Open teith opened 11 months ago
+1
In addition to the previously mentioned issue in poll mode, a similar problem occurs in explicit mode.
When using the python tritonclient to execute load_model
for an incorrect model, the interaction with the model repository freezes in the same way. The load_model method ends with a TimeoutError: timed out
.
After this, it becomes impossible to unload the faulty model using unload_model
, and new models, even correct ones, cannot be loaded.
+1
I was able to reproduce this issue on my side. Pleas, note that we don't officially support MAC, but this is reproducible on Linux. I've created a ticket for the team. [Bug: 5944]
Pleas, fix it 🙏🏻
Description Encountered a critical issue with Triton Inference Server in poll mode where the server becomes unresponsive when loading a Python model with errors. Specifically, if a Python model has an import error (e.g., ModuleNotFoundError: No module named 'transformers'), Triton logs this error and then stops processing any further interactions with the model repository, making it impossible to unload this model or load new models.

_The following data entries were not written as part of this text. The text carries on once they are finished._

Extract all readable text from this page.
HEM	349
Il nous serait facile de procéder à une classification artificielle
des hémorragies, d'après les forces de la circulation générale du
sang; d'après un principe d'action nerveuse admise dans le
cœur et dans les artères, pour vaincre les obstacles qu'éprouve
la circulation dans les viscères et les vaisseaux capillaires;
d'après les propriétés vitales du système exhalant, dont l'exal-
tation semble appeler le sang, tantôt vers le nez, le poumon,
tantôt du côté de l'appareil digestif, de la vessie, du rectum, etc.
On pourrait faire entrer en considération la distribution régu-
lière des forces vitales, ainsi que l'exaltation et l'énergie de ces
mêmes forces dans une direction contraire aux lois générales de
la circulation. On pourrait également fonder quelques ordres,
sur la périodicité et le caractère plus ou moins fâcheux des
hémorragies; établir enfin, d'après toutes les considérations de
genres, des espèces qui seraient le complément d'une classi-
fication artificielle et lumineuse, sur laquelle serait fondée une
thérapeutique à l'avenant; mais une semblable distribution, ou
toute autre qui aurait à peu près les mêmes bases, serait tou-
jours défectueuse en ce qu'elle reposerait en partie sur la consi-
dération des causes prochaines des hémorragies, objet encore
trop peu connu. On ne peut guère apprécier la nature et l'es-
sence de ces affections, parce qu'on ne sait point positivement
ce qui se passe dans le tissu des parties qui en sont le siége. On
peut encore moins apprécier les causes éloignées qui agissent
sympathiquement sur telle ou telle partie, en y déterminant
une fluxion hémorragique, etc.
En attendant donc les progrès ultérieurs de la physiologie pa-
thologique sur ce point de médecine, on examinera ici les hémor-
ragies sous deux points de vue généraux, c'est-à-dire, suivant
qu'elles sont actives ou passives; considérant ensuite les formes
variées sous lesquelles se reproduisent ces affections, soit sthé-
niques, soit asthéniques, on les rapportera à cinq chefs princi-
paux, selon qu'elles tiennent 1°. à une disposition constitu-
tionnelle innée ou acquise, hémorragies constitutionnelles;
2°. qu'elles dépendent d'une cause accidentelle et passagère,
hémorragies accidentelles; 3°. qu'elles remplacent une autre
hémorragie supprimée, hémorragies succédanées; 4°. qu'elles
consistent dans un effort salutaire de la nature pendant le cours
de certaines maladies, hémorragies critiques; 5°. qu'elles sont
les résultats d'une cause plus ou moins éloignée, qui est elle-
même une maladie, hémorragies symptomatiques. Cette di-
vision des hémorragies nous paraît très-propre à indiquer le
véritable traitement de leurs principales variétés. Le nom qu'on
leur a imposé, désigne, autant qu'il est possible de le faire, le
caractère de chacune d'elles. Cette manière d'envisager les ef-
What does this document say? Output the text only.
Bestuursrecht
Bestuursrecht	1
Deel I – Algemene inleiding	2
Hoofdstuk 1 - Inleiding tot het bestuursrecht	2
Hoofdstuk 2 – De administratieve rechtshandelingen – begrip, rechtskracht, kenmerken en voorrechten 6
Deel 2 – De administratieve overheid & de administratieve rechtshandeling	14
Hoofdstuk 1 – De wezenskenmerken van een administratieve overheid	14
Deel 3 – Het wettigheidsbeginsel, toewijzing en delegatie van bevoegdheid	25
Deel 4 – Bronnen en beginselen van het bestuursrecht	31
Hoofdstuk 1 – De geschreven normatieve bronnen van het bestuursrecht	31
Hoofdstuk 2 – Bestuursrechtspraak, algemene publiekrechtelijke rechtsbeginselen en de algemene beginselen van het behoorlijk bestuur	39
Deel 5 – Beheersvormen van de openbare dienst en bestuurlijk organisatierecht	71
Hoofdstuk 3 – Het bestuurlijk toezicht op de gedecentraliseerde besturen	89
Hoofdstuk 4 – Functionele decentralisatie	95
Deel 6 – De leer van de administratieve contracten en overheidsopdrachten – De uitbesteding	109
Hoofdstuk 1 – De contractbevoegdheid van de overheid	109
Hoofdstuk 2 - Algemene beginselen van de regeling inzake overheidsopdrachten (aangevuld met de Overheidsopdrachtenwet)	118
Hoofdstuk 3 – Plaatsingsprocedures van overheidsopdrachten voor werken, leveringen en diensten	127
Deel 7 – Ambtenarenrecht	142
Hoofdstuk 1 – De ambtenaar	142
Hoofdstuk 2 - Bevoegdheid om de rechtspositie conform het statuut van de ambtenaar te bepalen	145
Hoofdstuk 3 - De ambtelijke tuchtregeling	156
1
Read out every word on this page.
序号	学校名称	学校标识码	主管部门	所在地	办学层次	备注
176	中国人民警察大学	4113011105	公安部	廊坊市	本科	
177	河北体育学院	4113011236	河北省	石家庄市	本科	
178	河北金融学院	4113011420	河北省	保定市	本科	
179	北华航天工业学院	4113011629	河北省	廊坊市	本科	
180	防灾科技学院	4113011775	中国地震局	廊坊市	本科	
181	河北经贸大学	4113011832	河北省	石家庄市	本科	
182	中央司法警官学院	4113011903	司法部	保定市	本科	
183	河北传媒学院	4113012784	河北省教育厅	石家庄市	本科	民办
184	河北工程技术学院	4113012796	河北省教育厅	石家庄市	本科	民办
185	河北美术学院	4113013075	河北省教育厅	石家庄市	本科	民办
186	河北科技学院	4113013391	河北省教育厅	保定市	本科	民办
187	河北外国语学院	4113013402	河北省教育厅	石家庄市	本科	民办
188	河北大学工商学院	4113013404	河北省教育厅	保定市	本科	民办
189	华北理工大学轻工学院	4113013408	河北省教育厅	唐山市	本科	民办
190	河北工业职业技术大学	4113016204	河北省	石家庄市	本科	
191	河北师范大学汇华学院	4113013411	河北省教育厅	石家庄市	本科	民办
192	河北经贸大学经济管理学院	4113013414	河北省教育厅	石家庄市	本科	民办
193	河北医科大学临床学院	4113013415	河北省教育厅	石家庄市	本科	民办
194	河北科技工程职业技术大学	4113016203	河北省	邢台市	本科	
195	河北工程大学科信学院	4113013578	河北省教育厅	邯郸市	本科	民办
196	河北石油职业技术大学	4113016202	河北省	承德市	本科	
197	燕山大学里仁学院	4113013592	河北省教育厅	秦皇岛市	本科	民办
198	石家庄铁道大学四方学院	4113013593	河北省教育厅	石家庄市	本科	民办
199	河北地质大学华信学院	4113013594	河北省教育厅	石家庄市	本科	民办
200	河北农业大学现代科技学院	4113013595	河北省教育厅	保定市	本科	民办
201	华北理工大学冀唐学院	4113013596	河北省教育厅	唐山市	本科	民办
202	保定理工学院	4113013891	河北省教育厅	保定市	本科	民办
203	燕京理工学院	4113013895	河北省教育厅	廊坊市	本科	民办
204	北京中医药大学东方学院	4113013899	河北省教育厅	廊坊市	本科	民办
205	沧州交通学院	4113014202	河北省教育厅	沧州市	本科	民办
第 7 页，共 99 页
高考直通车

Triton Information Version: tritonserver:23.11-py3 Using the Triton container
System Information Device: MacBook Pro 14" M2 Pro OS Sonoma 14.1
To Reproduce Steps to reproduce the behavior:
Start Triton Inference Server with --model-repository=/ops/model_repository --model-control-mode=poll --repository-poll-secs=1 --exit-on-error false. Add a Python model to model_repository that has a missing module (e.g., transformers). Observe the error in the server logs and the subsequent inability to interact further with the model repository.
Expected behavior The server is expected to handle such errors gracefully, logging them but still maintaining the ability to manage (load/unload) other models. The polling mechanism should continue to function and allow updates to the model repository without a complete server halt.